The creepy crawly competition featured samosas, potato patties, pita, cookies, and more — all in an effort to raise awareness of the benefits and risks of eating insects. It’s part of an applied biology course taught by Yasmin Akhtar, an instructor in the Faculty of Land and Food Systems.
“This is a start,” she said after judging her students’ submissions. “Ten years ago when I talked about insects as food, my talk became very popular.

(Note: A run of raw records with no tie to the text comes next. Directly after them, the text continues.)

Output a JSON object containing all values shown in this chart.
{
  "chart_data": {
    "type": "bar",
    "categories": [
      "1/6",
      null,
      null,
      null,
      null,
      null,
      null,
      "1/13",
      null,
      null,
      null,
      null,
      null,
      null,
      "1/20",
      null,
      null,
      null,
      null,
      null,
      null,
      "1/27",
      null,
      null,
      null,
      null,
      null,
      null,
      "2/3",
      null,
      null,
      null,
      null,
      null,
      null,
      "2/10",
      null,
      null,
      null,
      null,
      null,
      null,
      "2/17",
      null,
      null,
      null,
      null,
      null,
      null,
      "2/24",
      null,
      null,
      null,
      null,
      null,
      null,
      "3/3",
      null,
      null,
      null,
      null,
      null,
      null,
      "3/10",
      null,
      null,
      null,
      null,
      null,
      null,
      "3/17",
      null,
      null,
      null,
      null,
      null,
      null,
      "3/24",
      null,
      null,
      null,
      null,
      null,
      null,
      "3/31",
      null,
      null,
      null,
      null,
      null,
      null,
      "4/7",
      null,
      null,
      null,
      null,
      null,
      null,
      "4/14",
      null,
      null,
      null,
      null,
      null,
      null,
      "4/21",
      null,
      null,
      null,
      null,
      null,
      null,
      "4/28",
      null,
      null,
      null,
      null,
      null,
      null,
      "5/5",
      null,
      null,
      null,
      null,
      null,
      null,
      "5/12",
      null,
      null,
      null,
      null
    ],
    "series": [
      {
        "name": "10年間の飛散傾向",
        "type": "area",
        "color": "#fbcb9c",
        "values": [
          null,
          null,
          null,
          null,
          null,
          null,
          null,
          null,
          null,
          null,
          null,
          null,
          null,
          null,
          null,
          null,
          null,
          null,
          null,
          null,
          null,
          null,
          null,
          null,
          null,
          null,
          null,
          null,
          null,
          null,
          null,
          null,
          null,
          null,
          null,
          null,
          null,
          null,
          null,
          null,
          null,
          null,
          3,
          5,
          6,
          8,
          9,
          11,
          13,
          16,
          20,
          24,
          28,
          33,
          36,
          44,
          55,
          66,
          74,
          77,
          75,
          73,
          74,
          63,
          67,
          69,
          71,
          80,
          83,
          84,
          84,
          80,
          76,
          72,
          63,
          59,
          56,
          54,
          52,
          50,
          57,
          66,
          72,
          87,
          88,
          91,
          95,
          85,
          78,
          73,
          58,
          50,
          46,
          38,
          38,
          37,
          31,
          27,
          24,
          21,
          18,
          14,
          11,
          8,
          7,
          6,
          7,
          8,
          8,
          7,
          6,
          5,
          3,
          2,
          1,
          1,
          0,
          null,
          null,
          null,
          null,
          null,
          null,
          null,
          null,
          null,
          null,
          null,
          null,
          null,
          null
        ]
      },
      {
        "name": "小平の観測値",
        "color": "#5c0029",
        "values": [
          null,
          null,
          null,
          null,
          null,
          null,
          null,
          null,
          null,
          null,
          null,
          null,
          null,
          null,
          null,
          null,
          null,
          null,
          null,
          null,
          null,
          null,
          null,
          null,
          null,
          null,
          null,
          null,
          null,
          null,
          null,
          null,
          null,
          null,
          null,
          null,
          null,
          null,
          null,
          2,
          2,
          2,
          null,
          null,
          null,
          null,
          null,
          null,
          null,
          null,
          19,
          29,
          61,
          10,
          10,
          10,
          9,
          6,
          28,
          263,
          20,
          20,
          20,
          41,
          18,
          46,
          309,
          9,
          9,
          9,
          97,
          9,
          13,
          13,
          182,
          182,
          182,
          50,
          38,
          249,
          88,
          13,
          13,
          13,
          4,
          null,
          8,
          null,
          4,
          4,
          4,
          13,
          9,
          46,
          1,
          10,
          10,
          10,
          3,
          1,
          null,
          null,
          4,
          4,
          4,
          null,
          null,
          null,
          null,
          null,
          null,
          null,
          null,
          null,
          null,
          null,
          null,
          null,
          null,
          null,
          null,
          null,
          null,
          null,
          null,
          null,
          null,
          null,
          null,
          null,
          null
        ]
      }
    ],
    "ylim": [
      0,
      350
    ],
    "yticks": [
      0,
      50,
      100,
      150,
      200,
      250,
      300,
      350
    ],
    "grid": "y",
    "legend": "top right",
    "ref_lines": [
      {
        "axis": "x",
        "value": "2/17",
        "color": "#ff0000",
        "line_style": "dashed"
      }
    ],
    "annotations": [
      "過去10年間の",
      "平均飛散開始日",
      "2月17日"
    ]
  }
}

“Since then there have been many (insect) farms that have been established, many companies have been established, and I have seen that there’s an increase in the number of people that like to eat insects.”
Insects are a solution to many of the food sector’s sustainability woes, according to Akhtar. They require less space and fewer resources, and therefore have a smaller carbon footprint than livestock like pigs or cattle.
That’s in addition to their nutritional benefits — many are high in protein, calcium, good fatty acids and vitamins. One species of grasshopper eaten in Mexico, for example, has 48 grams of protein per 100 grams, compared to 27 grams per 100 grams of beef, she said.
But there’s still an “ick factor” about eating them, added Speight — one he’s not sure is deserving of insects alone.
“We like to show farms and produce growing because that’s pretty, but nobody wants to see the animal feed factories,” he explained. “Yet we still eat all that food without even thinking twice, so I think insects are no different.”
When she suggested serving up insects to her own friends, student and baker Evelyn Springer said many of them flatly rejected the idea. Now, she’s considering sneaking them into her baking and not telling a soul.
“It definitely is a controversial topic in North America,” Springer said, having entered mealworm-laden ginger cookies into Tuesday’s competition.
“I’ve never added insects in my baked goods before so I was very curious to see how they would turn out, and they actually turned out really well, which I’m surprised by. But it honestly showed how easy it is to incorporate a little bit of extra protein in everything.”
While the Great UBC Bug Bake Off primarily touted the benefits of eating bugs, Akhtar has said some risks come with the practice, too.
Some wild insects may be infested with bacteria, fungus and viruses, or contaminated with pesticides used on crops. Anyone with a seafood allergy may also be allergic to insects, given their shared similar protein allergens, she added.
Akhtar recommends treating insects by boiling or cooking them, or purchasing directly from an insect farm.
As it stands, up to 80 per cent of the world’s countries consume insects in one form or another, from maggot-filled cheese consumed in Italy’s Sardinia to the silkworm snacks often enjoyed in Thailand.